Northerly Park, you ask?

There is a small, small group of devoted residents who are working through a grant application to build the most northern park in the lower 48. We have a grand vision and an even grander bureaucratic slog ahead of us, but we are optimistic. My FYI community outreach about the grant application may or may not be complete before this publishes, so if your lacy underthings have just bunched up, Fear Not. Everyone will have a chance to weigh-in.

That said, our application is due June 30 and we won’t know anything more until late fall. It makes me smile to see that the state government runs on Angle Time as well.

The new airport is all the talk these days. Even a border agent grilled me for several minutes about the Commissioners meeting and the likelihood of it all coming to pass. The car in line behind me surely assumed I was getting the third degree for the muddy state of my vehicle.
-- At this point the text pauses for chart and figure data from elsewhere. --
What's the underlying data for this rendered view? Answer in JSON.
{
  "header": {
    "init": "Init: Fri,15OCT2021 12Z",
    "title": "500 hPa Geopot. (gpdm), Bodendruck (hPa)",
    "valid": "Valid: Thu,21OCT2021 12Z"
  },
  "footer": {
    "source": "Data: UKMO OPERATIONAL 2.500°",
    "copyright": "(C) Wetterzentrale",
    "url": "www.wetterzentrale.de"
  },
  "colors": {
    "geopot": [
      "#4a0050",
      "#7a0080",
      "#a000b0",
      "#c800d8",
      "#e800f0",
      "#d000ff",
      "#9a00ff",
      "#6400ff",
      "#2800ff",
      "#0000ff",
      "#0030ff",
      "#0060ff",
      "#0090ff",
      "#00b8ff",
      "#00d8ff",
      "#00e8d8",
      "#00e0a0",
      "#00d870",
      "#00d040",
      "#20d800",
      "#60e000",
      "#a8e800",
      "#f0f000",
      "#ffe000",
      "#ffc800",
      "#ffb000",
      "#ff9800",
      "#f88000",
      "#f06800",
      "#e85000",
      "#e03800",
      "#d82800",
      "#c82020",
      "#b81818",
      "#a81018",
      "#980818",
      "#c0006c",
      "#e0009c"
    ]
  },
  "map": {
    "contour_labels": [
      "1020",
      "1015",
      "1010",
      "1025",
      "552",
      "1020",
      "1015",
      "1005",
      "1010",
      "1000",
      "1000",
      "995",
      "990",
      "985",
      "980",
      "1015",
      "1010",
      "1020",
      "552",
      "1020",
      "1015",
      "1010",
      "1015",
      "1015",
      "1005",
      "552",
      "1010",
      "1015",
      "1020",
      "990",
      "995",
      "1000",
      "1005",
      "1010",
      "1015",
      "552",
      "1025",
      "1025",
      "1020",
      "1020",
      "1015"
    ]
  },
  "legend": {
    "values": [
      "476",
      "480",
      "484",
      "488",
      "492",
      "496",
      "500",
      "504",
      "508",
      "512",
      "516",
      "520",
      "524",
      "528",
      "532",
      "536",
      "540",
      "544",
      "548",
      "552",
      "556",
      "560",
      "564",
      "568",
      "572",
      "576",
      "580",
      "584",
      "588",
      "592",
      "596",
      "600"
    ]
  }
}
Yes, the airport is a reality, moving slowly forward on Angle Time of course—not unlike the grading of our gravel roads—but it is happening. A site has been selected just south of Jim’s Corner, away from most residential areas. We’ll still wake up to the throaty bugle of sandhill cranes instead of the buzz of a twin prop. Our little ones will still point skyward at the anomaly that is a passing aircraft, and we’ll finally have faster access to medical attention when emergencies arise.

Change is the only constant, as Heraclitus said some 2,500 years ago. But at least it happens at a snail’s pace here at the Angle. Even the crankiest of us have time to get used to an idea.

The June rains have not disappointed boaters and gardeners alike. Fishing has been great until the recent lightening, which does something inexplicable to their appetites or just plain spooks them. The bugs seem to have been beaten down a bit by the consistent rains, but I hear a menacing forewarning about the coming month in the ever-present buzz and hum.

Better add extra cayenne and garlic to that lettuce spray.